E eu chamei, dentre outros companheiros, o Luís Eduardo Soares, e o companheiro Antonio Carlos Biscaia, o Roberto Aguiar e o Mariano para coordenarem esse programa.

Foram realizados alguns seminários pelo Brasil afora, ouvimos praticamente todos os segmentos da sociedade que tratavam, direta e indiretamente, da questão da segurança pública. Fomos à favela e começamos o primeiro debate pelo Jardim Ângela, que era tido, naquela época, como o lugar mais violento de São Paulo. Depois fomos ao Ministério Público, depois aos governos dos Estados, à Polícia Militar, à Polícia Civil e à Polícia Federal. Ou seja, não houve nenhum setor que nós não ouvíssemos para elaborar o nosso programa.
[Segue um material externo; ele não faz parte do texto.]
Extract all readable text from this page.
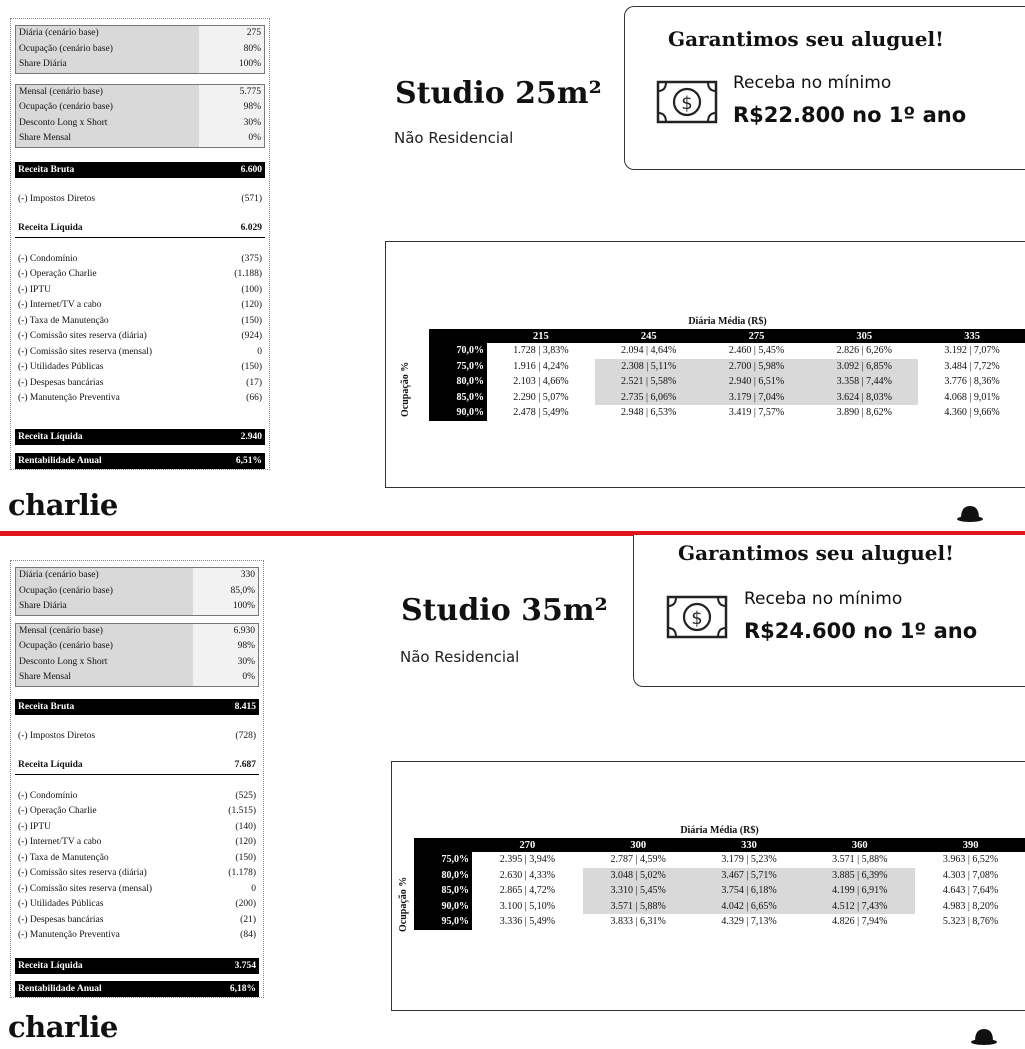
Diária (cenário base)	275
Ocupação (cenário base)	80%
Share Diária	100%
Mensal (cenário base)	5.775
Ocupação (cenário base)	98%
Desconto Long x Short	30%
Share Mensal	0%
Receita Bruta	6.600
(-) Impostos Diretos	(571)
Receita Líquida	6.029
(-) Condomínio	(375)
(-) Operação Charlie	(1.188)
(-) IPTU	(100)
(-) Internet/TV a cabo	(120)
(-) Taxa de Manutenção	(150)
(-) Comissão sites reserva (diária)	(924)
(-) Comissão sites reserva (mensal)	0
(-) Utilidades Públicas	(150)
(-) Despesas bancárias	(17)
(-) Manutenção Preventiva	(66)
Receita Líquida	2.940
Rentabilidade Anual	6,51%
charlie
Studio 25m²
Não Residencial
Garantimos seu aluguel!
$
Receba no mínimo
R$22.800 no 1º ano
Diária Média (R$)
Ocupação %
	215	245	275	305	335
70,0%	1.728 | 3,83%	2.094 | 4,64%	2.460 | 5,45%	2.826 | 6,26%	3.192 | 7,07%
75,0%	1.916 | 4,24%	2.308 | 5,11%	2.700 | 5,98%	3.092 | 6,85%	3.484 | 7,72%
80,0%	2.103 | 4,66%	2.521 | 5,58%	2.940 | 6,51%	3.358 | 7,44%	3.776 | 8,36%
85,0%	2.290 | 5,07%	2.735 | 6,06%	3.179 | 7,04%	3.624 | 8,03%	4.068 | 9,01%
90,0%	2.478 | 5,49%	2.948 | 6,53%	3.419 | 7,57%	3.890 | 8,62%	4.360 | 9,66%
Diária (cenário base)	330
Ocupação (cenário base)	85,0%
Share Diária	100%
Mensal (cenário base)	6.930
Ocupação (cenário base)	98%
Desconto Long x Short	30%
Share Mensal	0%
Receita Bruta	8.415
(-) Impostos Diretos	(728)
Receita Líquida	7.687
(-) Condomínio	(525)
(-) Operação Charlie	(1.515)
(-) IPTU	(140)
(-) Internet/TV a cabo	(120)
(-) Taxa de Manutenção	(150)
(-) Comissão sites reserva (diária)	(1.178)
(-) Comissão sites reserva (mensal)	0
(-) Utilidades Públicas	(200)
(-) Despesas bancárias	(21)
(-) Manutenção Preventiva	(84)
Receita Líquida	3.754
Rentabilidade Anual	6,18%
charlie
Studio 35m²
Não Residencial
Garantimos seu aluguel!
$
Receba no mínimo
R$24.600 no 1º ano
Diária Média (R$)
Ocupação %
	270	300	330	360	390
75,0%	2.395 | 3,94%	2.787 | 4,59%	3.179 | 5,23%	3.571 | 5,88%	3.963 | 6,52%
80,0%	2.630 | 4,33%	3.048 | 5,02%	3.467 | 5,71%	3.885 | 6,39%	4.303 | 7,08%
85,0%	2.865 | 4,72%	3.310 | 5,45%	3.754 | 6,18%	4.199 | 6,91%	4.643 | 7,64%
90,0%	3.100 | 5,10%	3.571 | 5,88%	4.042 | 6,65%	4.512 | 7,43%	4.983 | 8,20%
95,0%	3.336 | 5,49%	3.833 | 6,31%	4.329 | 7,13%	4.826 | 7,94%	5.323 | 8,76%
Depois desse programa pronto, no lançamento, e na entrega dele ao Presidente da Câmara, hoje o Governador Aécio Neves, nós tivemos a certeza de que estávamos diante do mais importante programa de segurança pública já feito no Brasil. Se seria ou não possível executá-lo, dependeria primeiro do governo, e, segundo, da sua habilidade e vontade política para tratar a questão da segurança pública como prioridade. Em terceiro lugar, era preciso que os elaboradores do programa ganhassem as eleições para poder executar o programa.

E quis Deus que, depois de 3 eleições, eu fosse eleito Presidente da República, portanto, eu sou um homem, meu caro Paulo Hartung, muito feliz. Eu acordo todo dia com aquela mesma brincadeira que eu fiz durante a campanha. Eu estou numa fase de "Lula Paz e Amor", eu estou de bem com a vida.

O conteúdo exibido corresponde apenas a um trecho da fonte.